The importance of diversity in operating systems for security purposes has been known for a long time. Allowing the dominance of a monoculture of operating systems such as MS Windows makes computers and networks vulnerable to viruses and attacks. Fostering a diversity of OSes is a healthy thing for much the same reason that it is desirable to have genetic diversity in the biosphere.

Analogous arguments apply for encouraging variety in search engines algorithms. Relying only on Google or Yahoo’s secret sauce for ranking web sites could be detrimental to your “research health”. For one thing commodity search engines cater (mostly) to the naive user with ordinary search needs.  Hence the search results and how they are ranked is perhaps not optimal for a scientist or an academic, which is why we also have Google Scholar and other science-oriented search engines such as Scirius and CiteSeerX.

The same kind of argument can be made for variety in the formats in which text and data are stored. While there are frequent calls for standards and interoperability among text publishing formats there are also a number of tools for format conversion (e.g. between PostScript and PDF) and the existing variety of text formats has value, just as the wide variety of photo formats (TIFF/ JPG / PNG etc.) meet different needs in different niches.

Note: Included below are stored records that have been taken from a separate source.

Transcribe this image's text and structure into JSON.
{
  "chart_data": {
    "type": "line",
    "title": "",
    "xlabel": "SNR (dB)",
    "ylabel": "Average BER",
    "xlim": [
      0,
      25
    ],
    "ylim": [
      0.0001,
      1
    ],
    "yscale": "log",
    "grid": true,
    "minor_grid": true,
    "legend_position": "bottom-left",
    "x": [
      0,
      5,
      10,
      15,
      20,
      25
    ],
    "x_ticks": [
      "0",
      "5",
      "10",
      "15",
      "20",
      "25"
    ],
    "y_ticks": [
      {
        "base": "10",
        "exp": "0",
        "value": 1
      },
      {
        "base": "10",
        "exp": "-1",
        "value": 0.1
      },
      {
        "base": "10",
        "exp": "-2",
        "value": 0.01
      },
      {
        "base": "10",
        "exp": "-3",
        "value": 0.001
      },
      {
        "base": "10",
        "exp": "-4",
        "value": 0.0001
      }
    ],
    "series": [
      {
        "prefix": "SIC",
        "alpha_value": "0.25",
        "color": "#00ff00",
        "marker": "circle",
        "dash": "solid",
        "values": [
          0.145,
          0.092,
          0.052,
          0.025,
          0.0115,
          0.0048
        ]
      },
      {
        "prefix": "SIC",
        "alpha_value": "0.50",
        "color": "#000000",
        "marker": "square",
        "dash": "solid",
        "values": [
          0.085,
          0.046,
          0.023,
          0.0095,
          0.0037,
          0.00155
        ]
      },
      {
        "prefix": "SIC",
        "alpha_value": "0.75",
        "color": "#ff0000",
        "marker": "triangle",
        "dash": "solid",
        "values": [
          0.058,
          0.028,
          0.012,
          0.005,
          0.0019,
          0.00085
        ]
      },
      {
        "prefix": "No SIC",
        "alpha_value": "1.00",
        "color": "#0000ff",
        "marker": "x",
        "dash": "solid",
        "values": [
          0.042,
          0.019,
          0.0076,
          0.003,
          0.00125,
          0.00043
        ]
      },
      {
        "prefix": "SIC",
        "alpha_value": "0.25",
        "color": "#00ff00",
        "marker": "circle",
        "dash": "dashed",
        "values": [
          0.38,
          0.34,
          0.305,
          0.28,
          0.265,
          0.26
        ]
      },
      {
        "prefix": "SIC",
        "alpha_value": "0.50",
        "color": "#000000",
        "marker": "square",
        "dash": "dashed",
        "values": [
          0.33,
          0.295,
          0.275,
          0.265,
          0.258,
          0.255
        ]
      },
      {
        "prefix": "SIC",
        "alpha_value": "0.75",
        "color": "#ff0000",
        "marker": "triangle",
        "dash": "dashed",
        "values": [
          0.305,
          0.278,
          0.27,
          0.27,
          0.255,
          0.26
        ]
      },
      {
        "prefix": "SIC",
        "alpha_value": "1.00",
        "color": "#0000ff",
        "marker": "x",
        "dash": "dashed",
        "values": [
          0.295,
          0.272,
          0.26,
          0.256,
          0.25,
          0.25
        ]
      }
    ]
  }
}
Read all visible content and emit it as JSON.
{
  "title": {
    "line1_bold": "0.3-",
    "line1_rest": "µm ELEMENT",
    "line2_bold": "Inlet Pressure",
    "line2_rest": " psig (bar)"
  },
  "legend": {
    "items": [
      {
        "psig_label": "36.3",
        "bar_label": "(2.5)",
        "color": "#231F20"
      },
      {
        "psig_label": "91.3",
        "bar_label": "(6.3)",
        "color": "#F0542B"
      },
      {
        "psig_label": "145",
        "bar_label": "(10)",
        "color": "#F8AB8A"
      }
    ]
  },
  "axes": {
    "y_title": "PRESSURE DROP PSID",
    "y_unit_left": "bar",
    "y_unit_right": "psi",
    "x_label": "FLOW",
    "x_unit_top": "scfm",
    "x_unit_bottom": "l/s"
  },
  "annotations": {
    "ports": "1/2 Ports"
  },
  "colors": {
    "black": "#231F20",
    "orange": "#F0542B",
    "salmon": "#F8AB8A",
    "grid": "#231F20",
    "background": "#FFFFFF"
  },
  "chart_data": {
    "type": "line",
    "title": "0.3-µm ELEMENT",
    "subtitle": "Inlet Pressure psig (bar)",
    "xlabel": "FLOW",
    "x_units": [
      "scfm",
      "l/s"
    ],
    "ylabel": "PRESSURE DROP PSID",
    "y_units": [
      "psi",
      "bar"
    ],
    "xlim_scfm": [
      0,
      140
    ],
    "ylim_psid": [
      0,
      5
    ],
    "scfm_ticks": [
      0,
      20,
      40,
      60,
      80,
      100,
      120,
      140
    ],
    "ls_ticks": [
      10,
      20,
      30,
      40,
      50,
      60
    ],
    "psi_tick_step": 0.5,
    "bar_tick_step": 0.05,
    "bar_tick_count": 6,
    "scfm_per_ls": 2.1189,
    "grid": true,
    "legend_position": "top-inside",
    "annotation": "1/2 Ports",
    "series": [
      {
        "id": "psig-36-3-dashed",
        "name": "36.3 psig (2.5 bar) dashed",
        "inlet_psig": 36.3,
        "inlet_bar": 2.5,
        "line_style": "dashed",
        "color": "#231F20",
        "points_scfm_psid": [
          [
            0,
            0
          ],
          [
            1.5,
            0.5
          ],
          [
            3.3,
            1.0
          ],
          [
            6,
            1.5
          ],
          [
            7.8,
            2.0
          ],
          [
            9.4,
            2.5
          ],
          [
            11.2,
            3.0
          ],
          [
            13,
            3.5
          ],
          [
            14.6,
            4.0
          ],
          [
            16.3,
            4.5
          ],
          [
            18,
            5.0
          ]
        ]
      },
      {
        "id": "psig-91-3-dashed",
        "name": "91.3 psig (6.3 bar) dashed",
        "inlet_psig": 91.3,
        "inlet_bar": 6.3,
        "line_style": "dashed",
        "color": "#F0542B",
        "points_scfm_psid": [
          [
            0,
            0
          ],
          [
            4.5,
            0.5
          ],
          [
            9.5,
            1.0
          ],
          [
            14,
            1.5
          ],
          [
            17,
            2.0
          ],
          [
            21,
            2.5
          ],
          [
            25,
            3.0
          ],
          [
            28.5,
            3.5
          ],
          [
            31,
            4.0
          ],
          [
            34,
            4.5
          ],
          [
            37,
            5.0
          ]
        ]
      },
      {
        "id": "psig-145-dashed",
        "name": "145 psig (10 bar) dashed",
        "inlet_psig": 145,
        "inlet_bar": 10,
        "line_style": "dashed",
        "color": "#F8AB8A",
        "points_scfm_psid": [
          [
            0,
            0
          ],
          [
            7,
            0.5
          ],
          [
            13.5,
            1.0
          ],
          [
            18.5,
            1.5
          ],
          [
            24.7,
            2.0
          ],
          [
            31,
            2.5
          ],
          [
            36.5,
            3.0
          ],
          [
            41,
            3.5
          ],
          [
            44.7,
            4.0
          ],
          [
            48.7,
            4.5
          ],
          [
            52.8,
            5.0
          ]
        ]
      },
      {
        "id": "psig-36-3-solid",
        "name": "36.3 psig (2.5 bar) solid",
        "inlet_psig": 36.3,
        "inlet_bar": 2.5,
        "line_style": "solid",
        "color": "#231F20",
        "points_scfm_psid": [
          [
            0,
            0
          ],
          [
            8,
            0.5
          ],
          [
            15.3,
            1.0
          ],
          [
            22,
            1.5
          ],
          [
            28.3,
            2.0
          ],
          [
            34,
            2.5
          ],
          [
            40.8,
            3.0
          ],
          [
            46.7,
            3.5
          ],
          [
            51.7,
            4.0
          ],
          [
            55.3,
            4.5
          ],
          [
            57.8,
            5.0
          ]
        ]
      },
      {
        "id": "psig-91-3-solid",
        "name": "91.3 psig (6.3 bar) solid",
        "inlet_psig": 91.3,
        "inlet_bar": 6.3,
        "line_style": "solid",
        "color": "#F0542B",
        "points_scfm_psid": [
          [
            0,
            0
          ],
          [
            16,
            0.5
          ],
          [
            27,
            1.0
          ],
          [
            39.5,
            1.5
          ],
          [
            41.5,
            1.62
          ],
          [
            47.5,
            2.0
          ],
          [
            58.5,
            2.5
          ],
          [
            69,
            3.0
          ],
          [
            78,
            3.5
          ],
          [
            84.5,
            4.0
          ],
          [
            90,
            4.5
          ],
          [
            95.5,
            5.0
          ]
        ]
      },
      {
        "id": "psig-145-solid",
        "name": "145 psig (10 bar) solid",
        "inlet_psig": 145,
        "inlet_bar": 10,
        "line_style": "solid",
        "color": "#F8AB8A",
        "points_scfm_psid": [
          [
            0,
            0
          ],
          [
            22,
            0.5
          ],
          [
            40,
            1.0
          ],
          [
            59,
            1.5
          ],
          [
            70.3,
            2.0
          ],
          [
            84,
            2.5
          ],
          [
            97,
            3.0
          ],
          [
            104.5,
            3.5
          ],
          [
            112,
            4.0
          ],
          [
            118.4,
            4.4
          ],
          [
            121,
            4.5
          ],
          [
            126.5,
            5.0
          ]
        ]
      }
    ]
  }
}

In addition to variety among digital formats, though, I would like to add a post-script to my entry last week in support of the need for variety in storage media types. In a previous post I suggested some arguments in favour of paper formats instead of or at least as a compliment to digital ones.  Computers, disks and the digital objects stored on them all suffer from vulnerabilities (digital rot / availability / errors, etc.) Paper has its own vulnerabilities too, of course, but I often use it as a backup medium and it works well for that purpose.

The slothful pace at which libraries are transforming to adapt to 21st century technology may, in retrospect, be viewed as salutary.  Look at how proud Canadians are  now to have an old-fashioned, regulated banking system that didn’t sucumb to “modern” financial instruments like mortgage derivatives.